Handling Huge Index Cardinality

I'm planning for a system that will be indexing a large number (>100M/day) of telephone records. A new date based index will be created each day. Important fields within each document are the called and calling phone number. These fields are strings and would be "not_analyzed". I would have to assume each call has a distinct called number and therefore that there would be close to 100M unique values in the called number field each day.

My question is, can a phone number search across a week on an index with that level of cardinality be expected to perform reasonably well (say < 5 seconds) on a 3 to 5 node cluster (spinning disks)? Would a cluster of that size cope with that many incoming documents?

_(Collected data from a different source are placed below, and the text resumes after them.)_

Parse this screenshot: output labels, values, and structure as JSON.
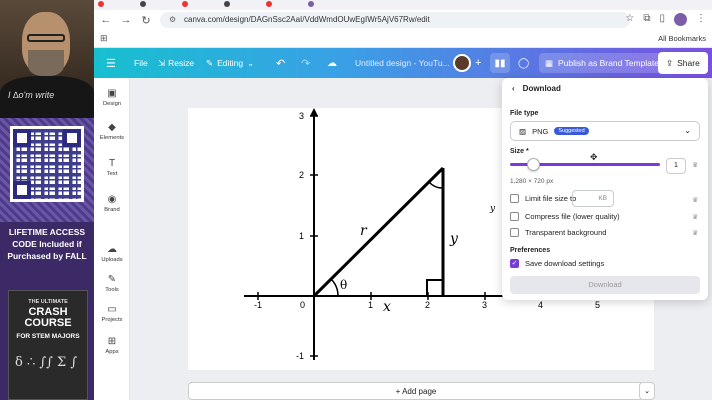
{
  "stream": {
    "shirt_text": "I ∆o'm write",
    "promo": [
      "LIFETIME ACCESS",
      "CODE Included if",
      "Purchased by FALL"
    ],
    "book": {
      "line1": "THE ULTIMATE",
      "line2": "CRASH COURSE",
      "line3": "FOR STEM MAJORS",
      "symbols": "δ ∴ ∫∫ Σ ∫"
    }
  },
  "browser": {
    "url": "canva.com/design/DAGnSsc2AaI/VddWmdOUwEgIWr5AjV67Rw/edit",
    "all_bookmarks": "All Bookmarks"
  },
  "toolbar": {
    "file": "File",
    "resize": "Resize",
    "editing": "Editing",
    "title": "Untitled design - YouTu...",
    "publish": "Publish as Brand Template",
    "share": "Share"
  },
  "rail": [
    {
      "icon": "design-icon",
      "glyph": "▣",
      "label": "Design"
    },
    {
      "icon": "elements-icon",
      "glyph": "◆",
      "label": "Elements"
    },
    {
      "icon": "text-icon",
      "glyph": "T",
      "label": "Text"
    },
    {
      "icon": "brand-icon",
      "glyph": "◉",
      "label": "Brand"
    },
    {
      "icon": "uploads-icon",
      "glyph": "☁",
      "label": "Uploads"
    },
    {
      "icon": "tools-icon",
      "glyph": "✎",
      "label": "Tools"
    },
    {
      "icon": "projects-icon",
      "glyph": "▭",
      "label": "Projects"
    },
    {
      "icon": "apps-icon",
      "glyph": "⊞",
      "label": "Apps"
    }
  ],
  "graph": {
    "x_ticks": [
      "-1",
      "0",
      "1",
      "2",
      "3",
      "4",
      "5"
    ],
    "y_ticks": [
      "3",
      "2",
      "1",
      "-1"
    ],
    "labels": {
      "r": "r",
      "y": "y",
      "theta": "θ",
      "x": "x",
      "y_side": "y"
    }
  },
  "download": {
    "title": "Download",
    "file_type_label": "File type",
    "file_type": "PNG",
    "suggested": "Suggested",
    "size_label": "Size ",
    "size_required": "*",
    "size_value": "1",
    "size_scale": 0.15,
    "dims": "1,280 × 720 px",
    "limit_size": "Limit file size to",
    "kb": "KB",
    "compress": "Compress file (lower quality)",
    "transparent": "Transparent background",
    "preferences": "Preferences",
    "save_settings": "Save download settings",
    "button": "Download"
  },
  "add_page": "+ Add page",
  "colors": {
    "accent": "#7a3ad8",
    "toolbar_start": "#17bfd0",
    "toolbar_end": "#7a4fe0"
  }
}
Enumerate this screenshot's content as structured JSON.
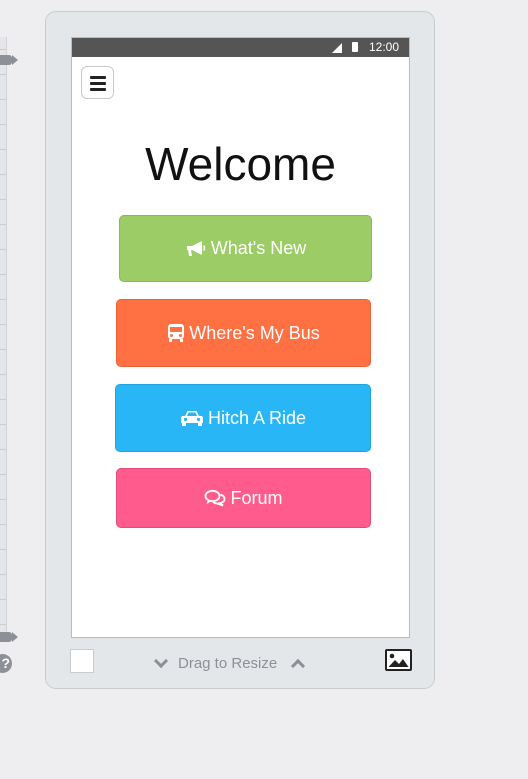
{
  "status_bar": {
    "time": "12:00",
    "icons": [
      "signal-icon",
      "battery-icon"
    ]
  },
  "menu": {
    "icon": "hamburger-menu-icon"
  },
  "page": {
    "title": "Welcome"
  },
  "buttons": [
    {
      "label": "What's New",
      "icon": "megaphone-icon",
      "color": "#9ccc65"
    },
    {
      "label": "Where's My Bus",
      "icon": "bus-icon",
      "color": "#ff7043"
    },
    {
      "label": "Hitch A Ride",
      "icon": "car-icon",
      "color": "#29b6f6"
    },
    {
      "label": "Forum",
      "icon": "comments-icon",
      "color": "#ff5c8d"
    }
  ],
  "bottom_bar": {
    "resize_label": "Drag to Resize",
    "icons": [
      "chevron-down-icon",
      "chevron-up-icon",
      "image-icon"
    ]
  },
  "help_badge": "?"
}
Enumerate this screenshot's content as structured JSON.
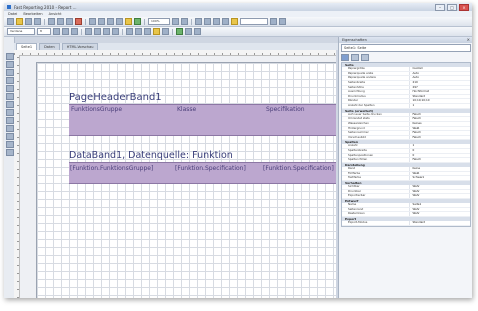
{
  "window": {
    "title": "Fast Reporting 2010 - Report ..."
  },
  "menu": {
    "items": [
      "Datei",
      "Bearbeiten",
      "Ansicht"
    ]
  },
  "toolbar": {
    "zoom": "100%",
    "font": "Verdana",
    "size": "8"
  },
  "tabs": [
    "Seite1",
    "Daten",
    "HTML-Vorschau"
  ],
  "report": {
    "page_header_title": "PageHeaderBand1",
    "columns": [
      "FunktionsGruppe",
      "Klasse",
      "Specifikation"
    ],
    "data_band_title": "DataBand1, Datenquelle: Funktion",
    "data_fields": [
      "[Funktion.FunktionsGruppe]",
      "[Funktion.Specification]",
      "[Funktion.Specification]"
    ]
  },
  "properties": {
    "title": "Eigenschaften",
    "selected": "Seite1: Seite",
    "sections": [
      {
        "name": "Seite",
        "rows": [
          [
            "Papiergröße",
            "Custom"
          ],
          [
            "Papierquelle erste",
            "Auto"
          ],
          [
            "Papierquelle andere",
            "Auto"
          ],
          [
            "Seitenbreite",
            "210"
          ],
          [
            "Seitenhöhe",
            "297"
          ],
          [
            "Ausrichtung",
            "Hochformat"
          ],
          [
            "Druckmodus",
            "Standard"
          ],
          [
            "Ränder",
            "10;10;10;10"
          ],
          [
            "Anzahl der Spalten",
            "1"
          ]
        ]
      },
      {
        "name": "Seite (erweitert)",
        "rows": [
          [
            "Auf neuer Seite drucken",
            "Falsch"
          ],
          [
            "Umrandet stets",
            "Falsch"
          ],
          [
            "Wasserzeichen",
            "Keines"
          ],
          [
            "Hintergrund",
            "Weiß"
          ],
          [
            "Seitennummer",
            "Falsch"
          ],
          [
            "Vorschaubild",
            "Falsch"
          ]
        ]
      },
      {
        "name": "Spalten",
        "rows": [
          [
            "Anzahl",
            "1"
          ],
          [
            "Spaltenbreite",
            "0"
          ],
          [
            "Spaltenpositionen",
            "0"
          ],
          [
            "Spalten füllen",
            "Falsch"
          ]
        ]
      },
      {
        "name": "Darstellung",
        "rows": [
          [
            "Rand",
            "Keine"
          ],
          [
            "Füllfarbe",
            "Weiß"
          ],
          [
            "Textfarbe",
            "Schwarz"
          ]
        ]
      },
      {
        "name": "Verhalten",
        "rows": [
          [
            "Sichtbar",
            "Wahr"
          ],
          [
            "Druckbar",
            "Wahr"
          ],
          [
            "Exportierbar",
            "Wahr"
          ]
        ]
      },
      {
        "name": "Entwurf",
        "rows": [
          [
            "Name",
            "Seite1"
          ],
          [
            "Seitenrand",
            "Wahr"
          ],
          [
            "Rasterlinien",
            "Wahr"
          ]
        ]
      },
      {
        "name": "Export",
        "rows": [
          [
            "Export-Modus",
            "Standard"
          ]
        ]
      }
    ]
  }
}
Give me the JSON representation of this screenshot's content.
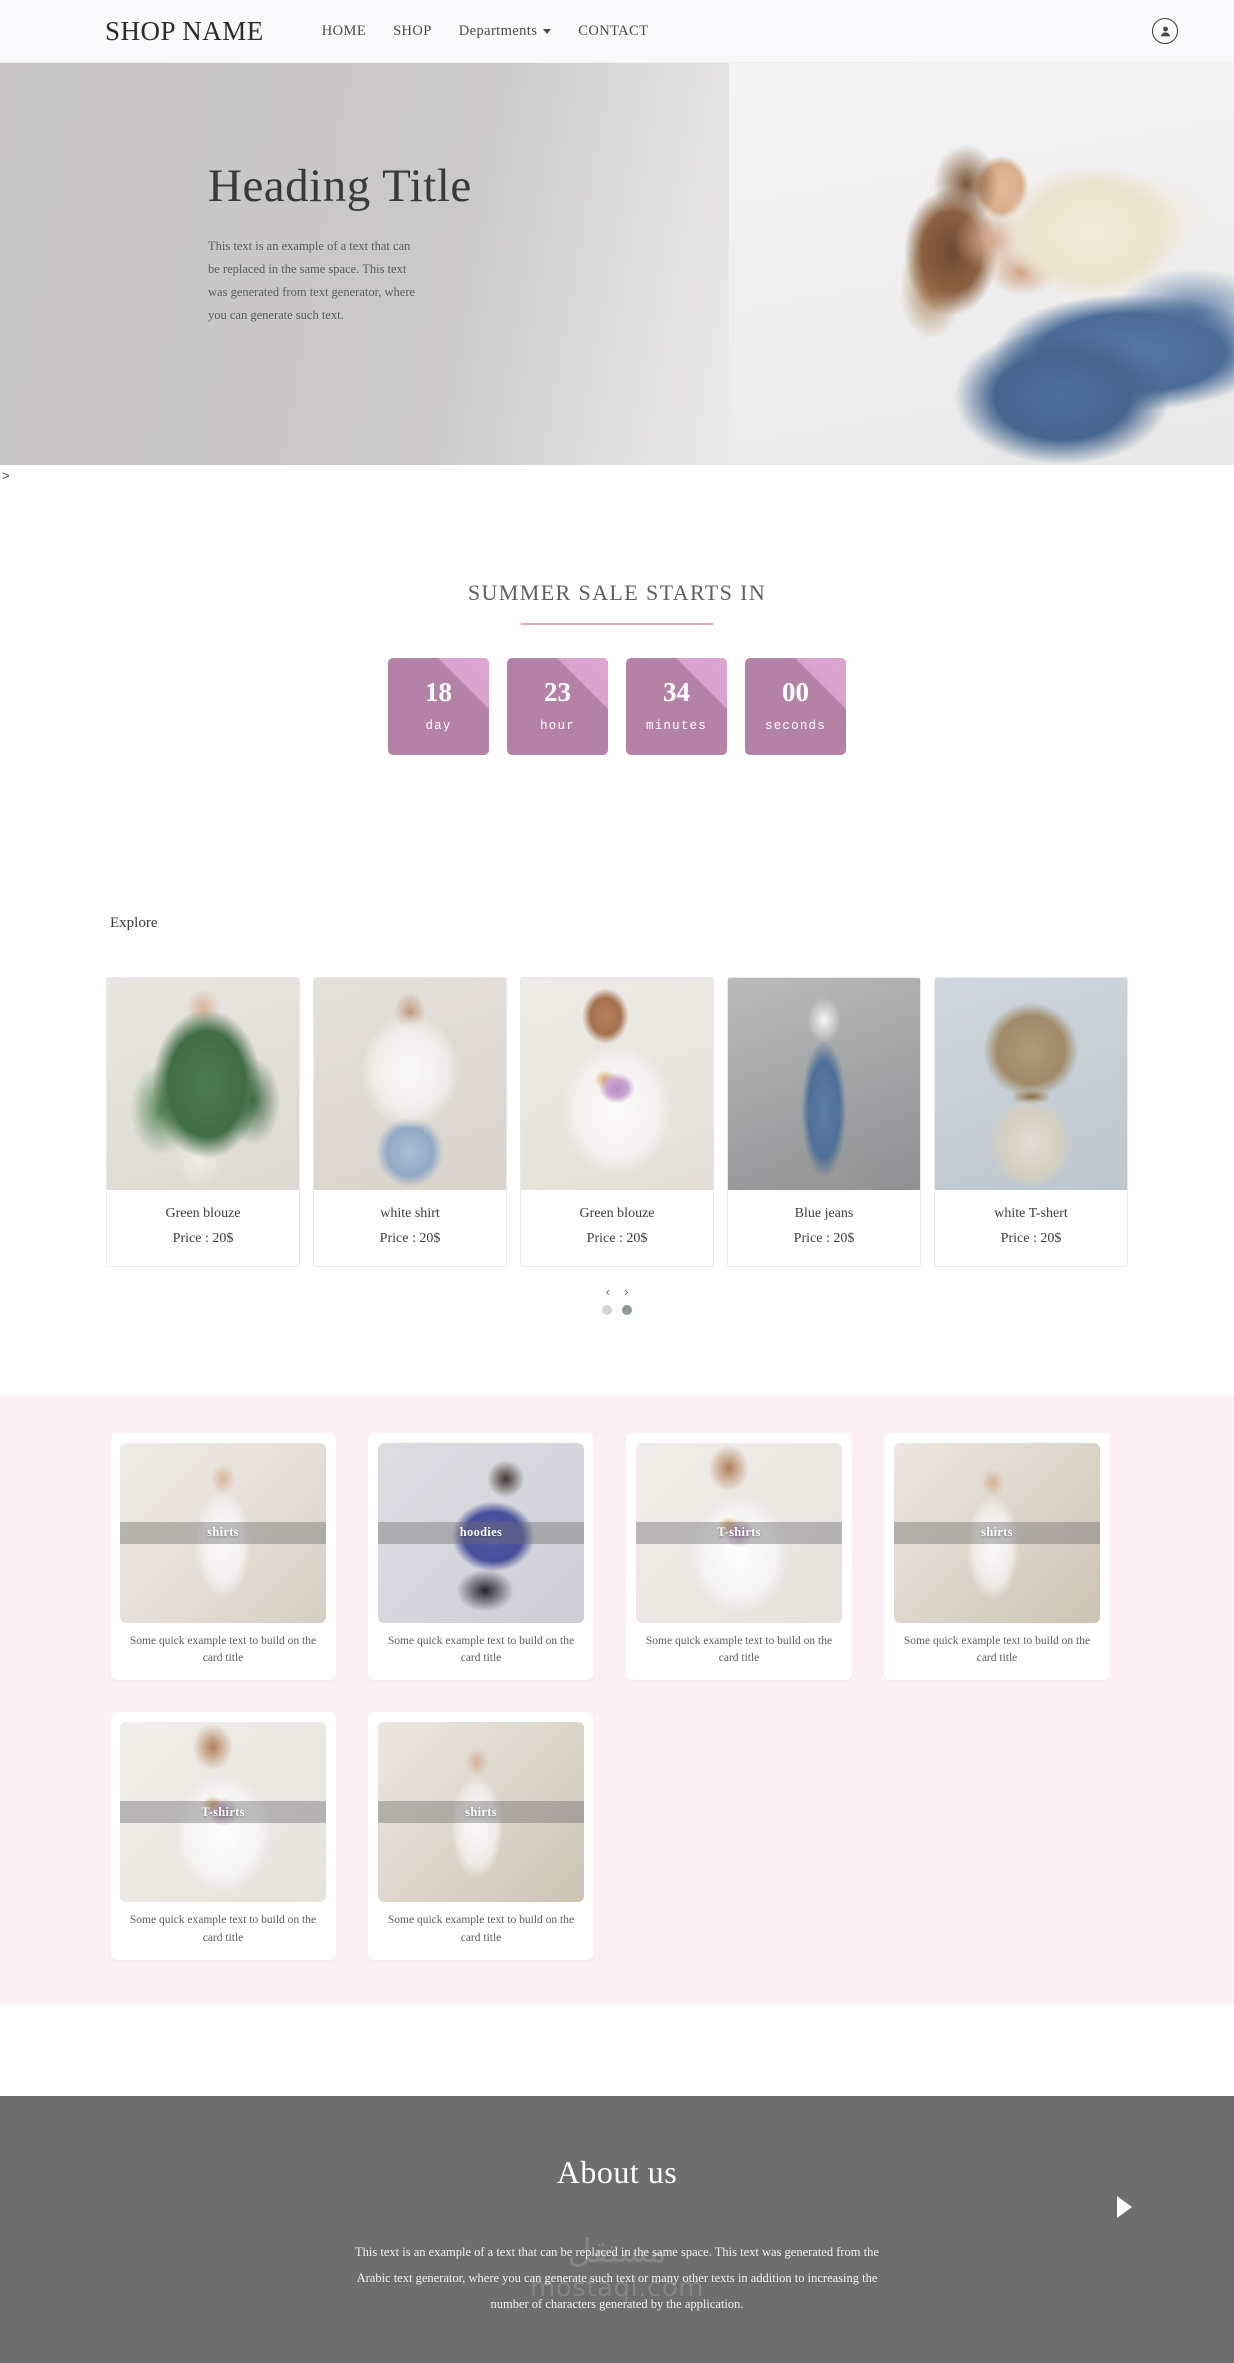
{
  "navbar": {
    "brand": "SHOP NAME",
    "links": [
      {
        "label": "HOME"
      },
      {
        "label": "SHOP"
      },
      {
        "label": "Departments",
        "dropdown": true
      },
      {
        "label": "CONTACT"
      }
    ],
    "account_icon": "user-account-icon"
  },
  "hero": {
    "title": "Heading Title",
    "description": "This text is an example of a text that can be replaced in the same space. This text was generated from text generator, where you can generate such text.",
    "chevron": ">",
    "photo_alt": "woman-in-cream-top-and-blue-jeans"
  },
  "countdown": {
    "heading": "SUMMER SALE STARTS IN",
    "boxes": [
      {
        "value": "18",
        "label": "day"
      },
      {
        "value": "23",
        "label": "hour"
      },
      {
        "value": "34",
        "label": "minutes"
      },
      {
        "value": "00",
        "label": "seconds"
      }
    ],
    "box_color": "#b382a6",
    "box_accent_color": "#d9a3cd",
    "rule_color": "#d9a9bd"
  },
  "explore": {
    "title": "Explore",
    "products": [
      {
        "name": "Green blouze",
        "price": "Price : 20$",
        "image": "green-blouze"
      },
      {
        "name": "white shirt",
        "price": "Price : 20$",
        "image": "white-shirt"
      },
      {
        "name": "Green blouze",
        "price": "Price : 20$",
        "image": "tee-floral"
      },
      {
        "name": "Blue jeans",
        "price": "Price : 20$",
        "image": "blue-jeans"
      },
      {
        "name": "white T-shert",
        "price": "Price : 20$",
        "image": "khaki-shirt"
      }
    ],
    "prev_arrow": "‹",
    "next_arrow": "›",
    "dots": [
      {
        "active": false
      },
      {
        "active": true
      }
    ]
  },
  "categories": {
    "background_color": "#fdf0f5",
    "cards": [
      {
        "label": "shirts",
        "caption": "Some quick example text to build on the card title",
        "image": "shirts-a"
      },
      {
        "label": "hoodies",
        "caption": "Some quick example text to build on the card title",
        "image": "hoodies"
      },
      {
        "label": "T-shirts",
        "caption": "Some quick example text to build on the card title",
        "image": "tshirts"
      },
      {
        "label": "shirts",
        "caption": "Some quick example text to build on the card title",
        "image": "shirts-b"
      },
      {
        "label": "T-shirts",
        "caption": "Some quick example text to build on the card title",
        "image": "tshirts"
      },
      {
        "label": "shirts",
        "caption": "Some quick example text to build on the card title",
        "image": "shirts-b"
      }
    ]
  },
  "about": {
    "title": "About us",
    "text": "This text is an example of a text that can be replaced in the same space. This text was generated from the Arabic text generator, where you can generate such text or many other texts in addition to increasing the number of characters generated by the application.",
    "background_color": "#6e6e6e",
    "next_arrow_icon": "play-triangle-icon",
    "watermark_glyph": "مستقل",
    "watermark_domain": "mostaql.com"
  }
}
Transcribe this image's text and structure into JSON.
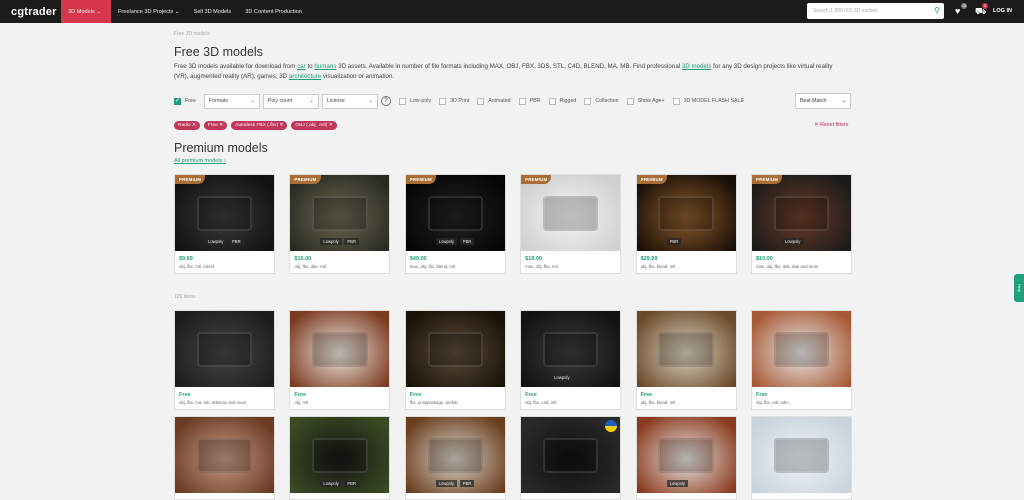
{
  "header": {
    "logo": "cgtrader",
    "nav": [
      "3D Models",
      "Freelance 3D Projects",
      "Sell 3D Models",
      "3D Content Production"
    ],
    "search_placeholder": "Search 1 980 000 3D models",
    "notif_count": "15",
    "cart_count": "0",
    "login": "LOG IN"
  },
  "breadcrumb": "Free 3D models",
  "page": {
    "title": "Free 3D models",
    "desc_1": "Free 3D models available for download from ",
    "link_car": "car",
    "desc_2": " to ",
    "link_humans": "humans",
    "desc_3": " 3D assets. Available in number of file formats including MAX, OBJ, FBX, 3DS, STL, C4D, BLEND, MA, MB. Find professional ",
    "link_models": "3D models",
    "desc_4": " for any 3D design projects like virtual reality (VR), augmented reality (AR), games, 3D ",
    "link_arch": "architecture",
    "desc_5": " visualization or animation."
  },
  "filters": {
    "free": "Free",
    "formats": "Formats",
    "poly": "Poly count",
    "license": "License",
    "help": "?",
    "checks": [
      "Low-poly",
      "3D Print",
      "Animated",
      "PBR",
      "Rigged",
      "Collection",
      "Show Age+",
      "3D MODEL FLASH SALE"
    ],
    "sort": "Best Match"
  },
  "tags": [
    "Radio",
    "Free",
    "Autodesk FBX (.fbx)",
    "OBJ (.obj, .mtl)"
  ],
  "reset": "Reset filters",
  "premium": {
    "title": "Premium models",
    "all": "All premium models",
    "badge": "PREMIUM",
    "cards": [
      {
        "price": "$9.99",
        "formats": "obj, fbx, mtl, blend",
        "chips": [
          "Lowpoly",
          "PBR"
        ],
        "colors": [
          "#3a3a3a",
          "#111111"
        ]
      },
      {
        "price": "$15.00",
        "formats": "obj, fbx, dae, mtl",
        "chips": [
          "Lowpoly",
          "PBR"
        ],
        "colors": [
          "#6b6652",
          "#2b2a22"
        ]
      },
      {
        "price": "$40.00",
        "formats": "max, obj, fbx, blend, mtl",
        "chips": [
          "Lowpoly",
          "PBR"
        ],
        "colors": [
          "#222222",
          "#050505"
        ]
      },
      {
        "price": "$19.00",
        "formats": "max, obj, fbx, mtl",
        "chips": [],
        "colors": [
          "#f4f4f4",
          "#cfcfcf"
        ]
      },
      {
        "price": "$29.99",
        "formats": "obj, fbx, blend, mtl",
        "chips": [
          "PBR"
        ],
        "colors": [
          "#8a5a2a",
          "#1a0f08"
        ]
      },
      {
        "price": "$10.00",
        "formats": "max, obj, fbx, 3ds, dae and more",
        "chips": [
          "Lowpoly"
        ],
        "colors": [
          "#6b3b26",
          "#1a1a1a"
        ]
      }
    ]
  },
  "items_count": "126 items",
  "row1": [
    {
      "price": "Free",
      "formats": "obj, fbx, ma, mb, 3dsmax and more",
      "colors": [
        "#444444",
        "#1d1d1d"
      ]
    },
    {
      "price": "Free",
      "formats": "obj, mtl",
      "colors": [
        "#efe8df",
        "#7c3c22"
      ]
    },
    {
      "price": "Free",
      "formats": "fbx, unitypackage, prefab",
      "colors": [
        "#5a4a3a",
        "#1a1208"
      ]
    },
    {
      "price": "Free",
      "formats": "obj, fbx, c4d, mtl",
      "chips": [
        "Lowpoly"
      ],
      "colors": [
        "#3a3a3a",
        "#121212"
      ]
    },
    {
      "price": "Free",
      "formats": "obj, fbx, blend, mtl",
      "colors": [
        "#dcd3c0",
        "#6b4a2a"
      ]
    },
    {
      "price": "Free",
      "formats": "obj, fbx, mtl, 3dm",
      "colors": [
        "#e8e8e8",
        "#a85a36"
      ]
    }
  ],
  "row2": [
    {
      "colors": [
        "#c69a86",
        "#6a3a22"
      ]
    },
    {
      "chips": [
        "Lowpoly",
        "PBR"
      ],
      "colors": [
        "#151515",
        "#3a4a22"
      ]
    },
    {
      "chips": [
        "Lowpoly",
        "PBR"
      ],
      "colors": [
        "#d8d3c8",
        "#6b3e1e"
      ]
    },
    {
      "colors": [
        "#101010",
        "#2a2a2a"
      ],
      "flag": true
    },
    {
      "chips": [
        "Lowpoly"
      ],
      "colors": [
        "#e8e4e0",
        "#8a3a1e"
      ]
    },
    {
      "colors": [
        "#eef2f6",
        "#c9d3dc"
      ]
    }
  ],
  "feedback": "Help"
}
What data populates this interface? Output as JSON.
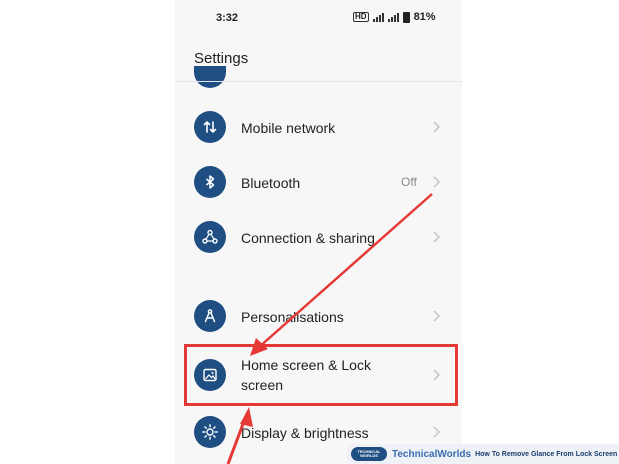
{
  "status_bar": {
    "time": "3:32",
    "network_badge": "HD",
    "battery": "81%"
  },
  "header": {
    "title": "Settings"
  },
  "items": [
    {
      "label": "Mobile network",
      "value": "",
      "icon": "arrows-up-down-icon"
    },
    {
      "label": "Bluetooth",
      "value": "Off",
      "icon": "bluetooth-icon"
    },
    {
      "label": "Connection & sharing",
      "value": "",
      "icon": "connection-icon"
    },
    {
      "label": "Personalisations",
      "value": "",
      "icon": "compass-icon"
    },
    {
      "label_line1": "Home screen & Lock",
      "label_line2": "screen",
      "value": "",
      "icon": "image-icon"
    },
    {
      "label": "Display & brightness",
      "value": "",
      "icon": "sun-icon"
    }
  ],
  "annotation": {
    "highlight_color": "#e53935"
  },
  "watermark": {
    "logo_text": "TECHNICAL WORLDS",
    "brand": "TechnicalWorlds",
    "caption": "How To Remove Glance From Lock Screen"
  },
  "colors": {
    "icon_bg": "#1f4f82",
    "background": "#f7f7f7",
    "value_text": "#888888"
  }
}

I realize there's no straight answer here, but any guidance would be appreciated.


100M records per day is not that much, and a 3 to 5 node cluster should easily be able to index this even with spinning disk assuming sufficient CPU is available and the records are or a reasonable size. If the records have an average size of 1kB, that corresponds to 100GB a day if I have calculated correctly.

What often determines the size of the cluster needed is a combination of indexing and query volume as well as retention period. The best way to find out is to perform some benchmarking on your chosen hardware.

Give it a shot! I expect the cardinality won't be an issue. The terms
dictionary is stored in an fst so I expect it'll take advantage of the
common prefixed quite well.

Depending on how you query you may want to pull bits of the phone numbers
out into fields or use a pattern based analyzer to extract them into "sub
fields". The thing is that prefix query over those high cardinality terms
is going to be much slower than an exact match. So if you think you'll be
searching for things like " all calls from numbers starting with 1321 to
numbers starting with 1252" frequently then you might want to make a field
that indexes the npa.

Another thing: strip the non-numeric stuff before sending it to
elasticsearch. They just get in the way. Do send the leading 1 even if you
are only dealing with nanpa just in case.

I ran a couple of tests on our index. We have daily indexes with a somewhat similar load as you. Hardware and index structure can always make a difference though so the results may be meaningless.

Doing a cardinality on a string field across 125 million records took 5 seconds. Doing it across 760 million records took 16 seconds. We have less distinct records than you do though, the second test only had 1.6 million distinct values. We also have other indexes and searching going on that could have affected the performance.

Thanks! Dealing with international traffic here, but that's helpful.